Martin, a Losing Finalist in ’94, Makes an Earlier Exit This Time : Tennis: Eighth-seeded American is ousted by Russia’s Kafelnikov. McEnroe also is beaten.
The fortunes of the Americans who remained in the Australian Open ebbed and flowed today, following the unique rhythm of this tournament that has offered up rain and then searing heat, often in the same day.
Todd Martin, the tournament’s eighth seed, was beaten by 10th-seeded Yevgeny Kafelnikov on another warm day at the National Tennis Center. The 20-year-old Russian kept Martin moving and won, 6-1, 6-4, 6-2.
Kafelnikov’s victory solidifies his reputation as one of the game’s most improved players. Last year, Kafelnikov rose in the rankings from 100 to 11 and began the year at No. 10.
The parade of Americans mostly headed in the direction of the exits. The exceptions came among the women. Sixth-seeded Lindsay Davenport won in Sunday night’s match against Brenda Schultz, 6-2, 3-6, 6-2. Moments before Martin’s loss today, Marianne Werdel Witmeyer, one of two American women left in the quarterfinals, defeated Austrian Barbara Paulus, 6-2, 6-3.
But soon after, Floridian Mary Joe Fernandez, the 11th seed and twice a finalist here, lost to Naoko Sawamatsu of Japan, 6-4, 7-6 (7-5).
Late in the afternoon, Patrick McEnroe, who had beaten Boris Becker in the first round, lasted 3 1/2 hours before Dutchman Jacco Eltingh won, 6-4, 6-4, 6-7 (7-9), 5-7, 6-4.
The American flagbearer, Andre Agassi, was set to play Monday night, against Patrick Rafter, the only Australian left in the tournament.
Flags of many nations are being taken down, as upsets and predictable exits whittle the field to eight. The Germans are out, having begun the tournament without the women’s No. 1, Steffi Graf. Gone are Becker and Michael Stich. Anke Huber, the last German here, was eliminated by Mary Pierce on Sunday. The Germans take such things seriously. It is the first Grand Slam event since Wimbledon in 1984 that not one German player is in the quarterfinals.
Martin’s play was as bland as his personality and Kafelnikov was able to capitalize on every weakness.
“You’ve got your bad days and you’ve got your good days,” Martin said. “Today was a bad day for me and Yevgeny had a good day. That’s about all I can say.”
Martin made no mention of his 50 unforced errors and his inability to convert on but one of four break-point chances.
Martin was in the final here last year but has gone all but unnoticed this year. He had not once been requested by the media and attended his first news conference today. He entered the room and said, “I’m Todd Martin, how are you?”

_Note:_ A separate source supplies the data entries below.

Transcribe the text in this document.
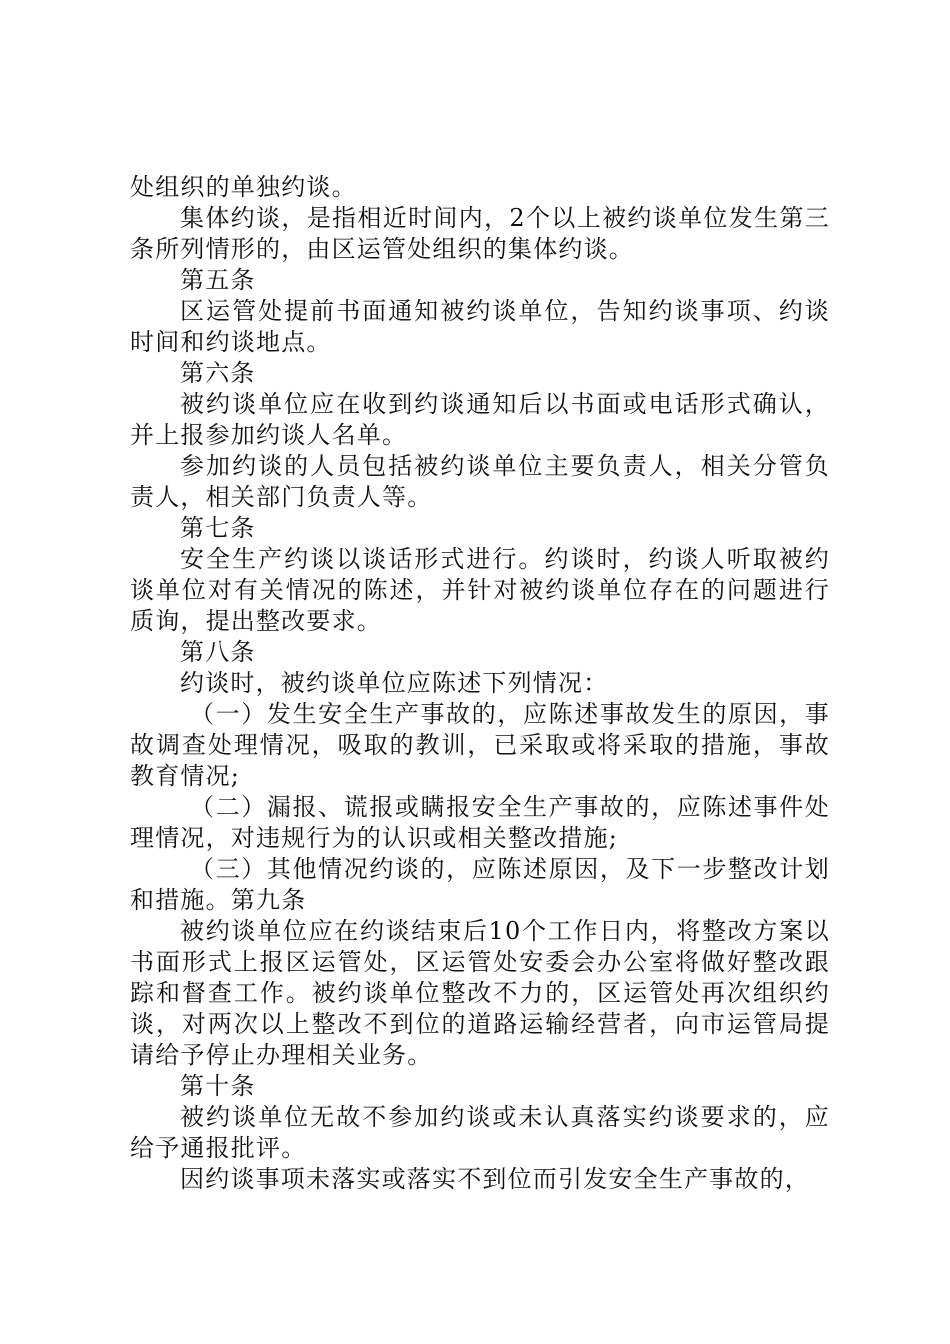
处组织的单独约谈。

集体约谈，是指相近时间内，2个以上被约谈单位发生第三条所列情形的，由区运管处组织的集体约谈。

第五条

区运管处提前书面通知被约谈单位，告知约谈事项、约谈时间和约谈地点。

第六条

被约谈单位应在收到约谈通知后以书面或电话形式确认，并上报参加约谈人名单。

参加约谈的人员包括被约谈单位主要负责人，相关分管负责人，相关部门负责人等。

第七条

安全生产约谈以谈话形式进行。约谈时，约谈人听取被约谈单位对有关情况的陈述，并针对被约谈单位存在的问题进行质询，提出整改要求。

第八条

约谈时，被约谈单位应陈述下列情况：

（一）发生安全生产事故的，应陈述事故发生的原因，事故调查处理情况，吸取的教训，已采取或将采取的措施，事故教育情况;

（二）漏报、谎报或瞒报安全生产事故的，应陈述事件处理情况，对违规行为的认识或相关整改措施;

（三）其他情况约谈的，应陈述原因，及下一步整改计划和措施。第九条

被约谈单位应在约谈结束后10个工作日内，将整改方案以书面形式上报区运管处，区运管处安委会办公室将做好整改跟踪和督查工作。被约谈单位整改不力的，区运管处再次组织约谈，对两次以上整改不到位的道路运输经营者，向市运管局提请给予停止办理相关业务。

第十条

被约谈单位无故不参加约谈或未认真落实约谈要求的，应给予通报批评。

因约谈事项未落实或落实不到位而引发安全生产事故的，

Fernandez might have needed help to identify her opponent before last week. Sawamatsu received the news that her family’s home was destroyed in the earthquake in Japan last Tuesday, then went out and won her opening match. She hasn’t lost since. Against Fernandez, who is ranked seven places higher, Sawamatsu ran down every ball and kept her errors to a minimum while Fernandez committed 52 unforced errors.
“She played very well,” Fernandez said. “She got off to a good start in both sets. I think I made too many unforced errors against someone like Naoko, who gets a lot of balls back and doesn’t make too many mistakes.”
There was little Werdel Witmeyer could say in assessing her match, so effortless did it seem. Paulus was reported to have been suffering from a migraine headache during the match, but Werdel Witmeyer played well enough to beat most players.
“It couldn’t have gone much better, I guess,” she said. “Everything felt great. It felt like I played really well and concentrated really well.”
McEnroe got off to a horrible start against Eltingh, losing the first two sets and giving Eltingh ample break-point opportunities.
Eltingh, 24, took advantage and used his own serve to great benefit. While Eltingh’s serve is not blessed with velocity, his placement is precise. Eltingh served 34 aces, a high for the tournament. He also hit 84 winners.
McEnroe, who in the week before the Australian Open won his first tournament as a professional, had a good run here.
“I’ve come back from two sets down and won a couple of times,” he said. “But I had to fight in every game today. It was all uphill, I was never ahead. That had an affect at the end of the match. I never felt like a I had a minute to rest.”